Israeli company Rafael and the Israeli Aerospace Industries (IAI) were also present. Rafael announced it was in negotiations to add to its 15-year deal with the Ministry of Defence so it could supply its fighter jets with new targeting pod systems.

Several British firms provide Israel with spare parts for the F16 and Apache fighter jets and naval ships. These were the machines used to kill hundreds of civilians in Lebanon. Human rights groups estimate that they have killed 223 Palestinians during the current offensive in Gaza, 46 of them children, 26 of them women and 14 of them elderly.

Yesterday, David Cameron urged a "proportionate" response from the Israelis, but he placed the blame overwhelmingly on Hamas. As a father his heart bled when he saw images of children being killed on beaches with Israeli munitions, he said. But "this can be most quickly brought to an end" by Hamas ceasing to fire rockets.

There were gasps in the Commons from the Labour benches. "These attacks are not just disproportionate," Peter Hain said. "In any other conflict they'd be described as war crimes."

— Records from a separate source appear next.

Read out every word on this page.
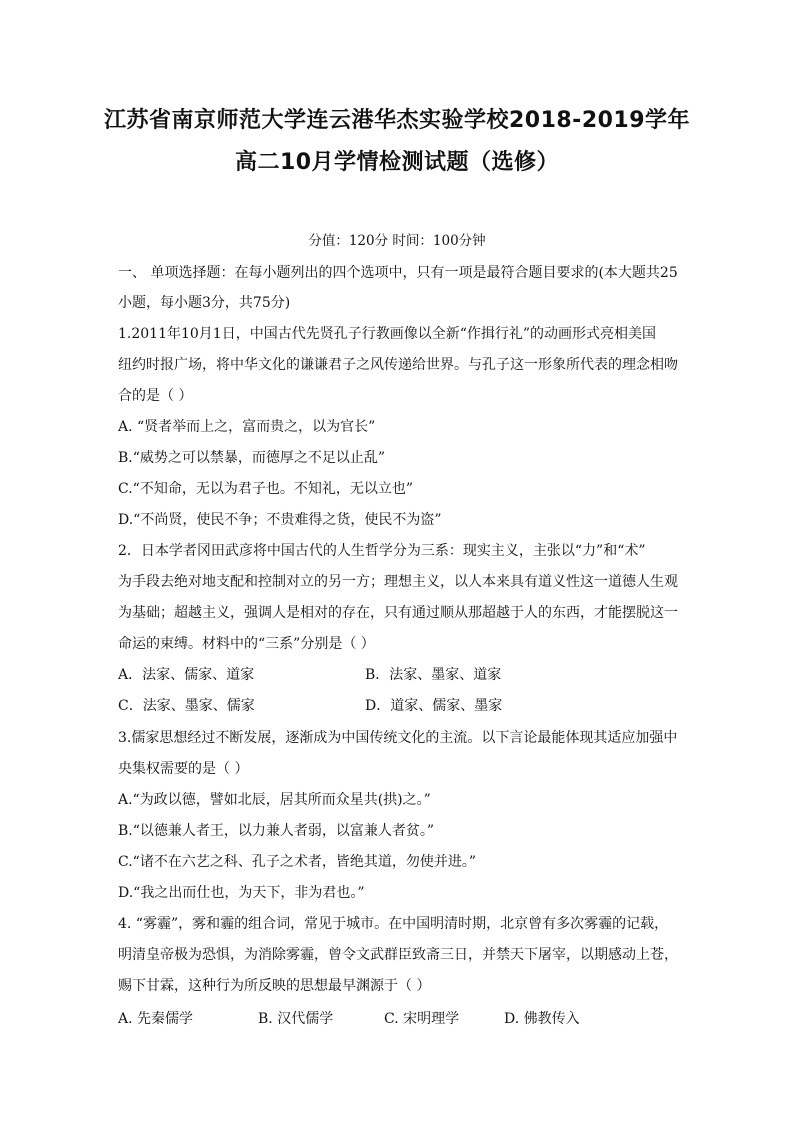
江苏省南京师范大学连云港华杰实验学校2018-2019学年
高二10月学情检测试题（选修）
分值：120分 时间：100分钟
一、 单项选择题：在每小题列出的四个选项中，只有一项是最符合题目要求的(本大题共25
小题，每小题3分，共75分)
1.2011年10月1日，中国古代先贤孔子行教画像以全新“作揖行礼”的动画形式亮相美国
纽约时报广场，将中华文化的谦谦君子之风传递给世界。与孔子这一形象所代表的理念相吻
合的是（ ）
A. “贤者举而上之，富而贵之，以为官长”
B.“威势之可以禁暴，而德厚之不足以止乱”
C.“不知命，无以为君子也。不知礼，无以立也”
D.“不尚贤，使民不争；不贵难得之货，使民不为盗”
2．日本学者冈田武彦将中国古代的人生哲学分为三系：现实主义，主张以“力”和“术”
为手段去绝对地支配和控制对立的另一方；理想主义，以人本来具有道义性这一道德人生观
为基础；超越主义，强调人是相对的存在，只有通过顺从那超越于人的东西，才能摆脱这一
命运的束缚。材料中的“三系”分别是（ ）
A．法家、儒家、道家	B．法家、墨家、道家
C．法家、墨家、儒家	D．道家、儒家、墨家
3.儒家思想经过不断发展，逐渐成为中国传统文化的主流。以下言论最能体现其适应加强中
央集权需要的是（ ）
A.“为政以德，譬如北辰，居其所而众星共(拱)之。”
B.“以德兼人者王，以力兼人者弱，以富兼人者贫。”
C.“诸不在六艺之科、孔子之术者，皆绝其道，勿使并进。”
D.“我之出而仕也，为天下，非为君也。”
4. “雾霾”，雾和霾的组合词，常见于城市。在中国明清时期，北京曾有多次雾霾的记载，
明清皇帝极为恐惧，为消除雾霾，曾令文武群臣致斋三日，并禁天下屠宰，以期感动上苍，
赐下甘霖，这种行为所反映的思想最早渊源于（ ）
A. 先秦儒学	B. 汉代儒学	C. 宋明理学	D. 佛教传入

That is precisely what they are, as any reasoned, impartial observer would conclude. But even if Cameron were such an observer he would be hamstrung by a military-industrial network which entangles British and American firms and state military departments in decades-long, multi-million pound contracts.

These military deals do not exist in isolation. They discourage any attempt by the British government to condemn Israel's operation with the sort of language which it deserves. Britain profits from Israel's horrible little wars. And Israel can conduct its horrible little wars because Britain's desire for profit trumps its commitment to human rights.